Challenge: “Spighe - challenge del
weekend” - organizzata dal gruppo Facebook “Non solo Sherlock - gruppo eventi
multifandom”
Prompt: “Per ciascuno di noi v’è un
giorno, più o meno triste, più o meno lontano, in cui si deve infine accettare
di essere uomo.” Anohuil di Melisanna
Genere: romantico, introspettivo
Tipo: flash-fic
Raccolta: Come spighe nel blu
Personaggi: Keiji
Akaashi, Bokuto Kotaro
Coppia: yaoi
Rating: PG, verde
Avvertimenti: slice of
life, fluff
PoV: terza persona
Spoiler: sì, post time skip
Disclaimers: i personaggi non sono
miei, ma di Haruichi Furudate.
I personaggi e gli eventi in questo racconto sono utilizzati senza scopo di lucro.
Note questa storia si colloca tra “Futuro”
e “Da papà a papà”
Decisioni importanti
Tutta la famiglia Bokuto era riunita a tavola
per quel pranzo domenicale che tentavano di organizzare da mesi, ma visti gli
impegni di tutti era stato davvero difficile.
La madre ed il padre di Bokuto erano
completamente assorbiti dalla loro piccola e adorabile nipotina che aveva
compiuto sei mesi da poco.
Keiji si era alzato per dare una mano a Kaori
per portare le pietanze in tavola, ma la sorella maggiore di Bokuto era già
tornata mentre Akaashi ancora no.
L’atleta incrociò lo sguardo della donna, la
quale gli fece cenno con la testa verso la cucina e lui senza pensarci due
volte raggiunse il compagno, trovandolo accucciato davanti al frigo che cercava,
apparentemente, una bottiglia di vino adatta all’occasione.
“Amore… tutto bene?” domandò accoccolandosi
al suo fianco, l’altro si riscosse all’improvviso dai propri pensieri, afferrò la
bottiglia e chiuse il frigorifero.
“Sì…” disse, ma era più che evidente che così
non fosse.
“Non dovevamo venire” mormorò Bokuto attirandolo
a sé, impedendo a Keiji di lasciare la cucina.
“Che sciocchezza” mormorò posando il capo
sulla sua spalla lasciandosi avvolgere da quelle braccia forti e calde che gli trasmettevano
tanta sicurezza.
Quelle braccia che prendevano la nipote e la
cullavano con una dolcezza infinita, quelle mani che gli accarezzavano la testolina
bruna con una delicatezza immensa.
Più lo guardava e più se lo figurava nelle
vesti di padre.
“Keiji” lo chiamò baciandogli i capelli
sollevandogli poi il viso per guardarlo negli occhi.

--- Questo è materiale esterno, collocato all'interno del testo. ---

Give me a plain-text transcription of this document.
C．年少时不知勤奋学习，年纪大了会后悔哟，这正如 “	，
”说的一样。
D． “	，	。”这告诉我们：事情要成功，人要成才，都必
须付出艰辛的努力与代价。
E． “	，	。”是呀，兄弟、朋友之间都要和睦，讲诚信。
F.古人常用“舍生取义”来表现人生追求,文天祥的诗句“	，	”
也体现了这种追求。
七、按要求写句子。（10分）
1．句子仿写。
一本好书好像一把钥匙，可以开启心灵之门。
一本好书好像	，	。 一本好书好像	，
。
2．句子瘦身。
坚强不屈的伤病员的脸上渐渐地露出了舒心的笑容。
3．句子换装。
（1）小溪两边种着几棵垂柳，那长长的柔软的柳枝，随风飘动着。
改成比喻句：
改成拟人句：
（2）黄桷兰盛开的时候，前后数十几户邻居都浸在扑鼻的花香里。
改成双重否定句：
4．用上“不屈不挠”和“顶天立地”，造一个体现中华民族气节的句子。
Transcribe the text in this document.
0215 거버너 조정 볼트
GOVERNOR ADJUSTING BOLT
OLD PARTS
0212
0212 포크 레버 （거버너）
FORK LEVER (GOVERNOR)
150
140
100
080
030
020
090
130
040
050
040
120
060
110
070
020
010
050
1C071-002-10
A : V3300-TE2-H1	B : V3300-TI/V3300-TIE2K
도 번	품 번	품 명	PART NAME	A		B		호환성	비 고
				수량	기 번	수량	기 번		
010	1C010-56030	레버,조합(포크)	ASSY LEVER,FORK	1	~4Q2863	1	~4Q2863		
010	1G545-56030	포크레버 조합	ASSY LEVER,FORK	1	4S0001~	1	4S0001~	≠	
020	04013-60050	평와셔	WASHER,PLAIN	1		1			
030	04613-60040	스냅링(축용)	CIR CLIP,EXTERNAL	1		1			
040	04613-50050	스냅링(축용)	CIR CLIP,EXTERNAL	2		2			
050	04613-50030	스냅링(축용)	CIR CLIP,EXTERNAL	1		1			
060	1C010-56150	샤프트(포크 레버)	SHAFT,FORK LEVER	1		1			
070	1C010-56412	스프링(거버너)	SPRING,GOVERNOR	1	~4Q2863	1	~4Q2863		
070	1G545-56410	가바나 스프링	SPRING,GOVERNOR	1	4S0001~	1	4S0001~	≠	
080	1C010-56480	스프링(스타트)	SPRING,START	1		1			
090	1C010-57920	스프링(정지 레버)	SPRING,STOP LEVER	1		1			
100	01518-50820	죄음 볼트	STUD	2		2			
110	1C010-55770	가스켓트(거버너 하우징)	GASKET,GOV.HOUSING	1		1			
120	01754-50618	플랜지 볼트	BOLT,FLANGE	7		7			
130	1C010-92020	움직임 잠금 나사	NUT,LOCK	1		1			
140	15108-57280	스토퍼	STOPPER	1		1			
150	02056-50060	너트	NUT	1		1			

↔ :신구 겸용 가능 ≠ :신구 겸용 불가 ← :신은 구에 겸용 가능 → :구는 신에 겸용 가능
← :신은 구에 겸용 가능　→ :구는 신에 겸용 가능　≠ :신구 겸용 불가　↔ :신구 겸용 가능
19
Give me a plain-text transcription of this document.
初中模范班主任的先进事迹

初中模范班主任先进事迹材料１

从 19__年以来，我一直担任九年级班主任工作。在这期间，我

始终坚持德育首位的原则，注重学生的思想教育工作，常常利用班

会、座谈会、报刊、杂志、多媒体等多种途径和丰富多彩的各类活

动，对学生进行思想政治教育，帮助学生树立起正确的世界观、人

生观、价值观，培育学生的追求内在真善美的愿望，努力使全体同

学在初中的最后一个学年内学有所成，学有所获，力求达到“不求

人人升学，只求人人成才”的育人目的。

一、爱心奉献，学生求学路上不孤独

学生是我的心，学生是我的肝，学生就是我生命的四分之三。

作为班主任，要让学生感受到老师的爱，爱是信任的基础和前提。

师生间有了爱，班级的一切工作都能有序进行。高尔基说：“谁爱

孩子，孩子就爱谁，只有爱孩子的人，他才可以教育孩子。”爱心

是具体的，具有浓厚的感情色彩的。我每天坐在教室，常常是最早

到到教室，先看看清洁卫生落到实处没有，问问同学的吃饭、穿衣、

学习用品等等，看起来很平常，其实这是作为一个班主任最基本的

“So che a te fa male venire qui…”
Akaashi sospirò facendosi indietro “Non possiamo
nemmeno non partecipare, e a me fa piacere passare del tempo con i tuoi” asserì
anche se la sua voce era incerta.
Sì, gli faceva male essere lì, perché il suo
desiderio di avere un figlio si acuiva, e gli pungeva il cuore e la mente, gli
toglieva il respiro e gli riempiva gli occhi di lacrime. Se glielo avesse
chiesto Bokuto avrebbe fatto in modo di non dover più partecipare ai pranzi di
famiglia, ma sarebbe stato ingiusto ed egoista; Kotaro amava la sua nipotina e la
famiglia era tutto, per entrambi.
Un pomeriggio Akaashi si era trovato con suo
padre a chiacchierare ed erano finiti su questo argomento: la famiglia. Il
genitore gli aveva detto: “Per ciascuno di noi v’è un
giorno, più o meno triste, più o meno lontano, in cui si deve infine accettare
di essere uomo”
Keiji accettava di
essere uomo e di amare un altro uomo, ma lo scotto da pagare era altissimo e
lui non ce la faceva più ad essere schiacciato da quel peso enorme, che ogni giorno
diventava sempre più pesante, anche se lo condivideva con Kotaro.
“La tua proposta è ancora
valida” domandò Keiji, all’improvviso più risoluto che mai, guardando il compagno
negli occhi, che impiegò solo un momento a rammentare a cosa si riferisse.
Stavano insieme da
così tanto tempo, la loro intesa andava oltre le parole.
“Certo” affermò a colpo
sicuro e sul suo volto si delineò un bellissimo sorriso.
“Adottiamo” sussurrò Akaashi,
mentre sorrideva tra le lacrime.
“Adottiamo” confermò
Bokuto baciandogli le labbra dolcemente a quella decisione importante. Erano due
uomini adulti, si amavano da quindici anni, esattamente come il primo giorno e
nulla sarebbe cambiato, ma era tempo di costruire una famiglia.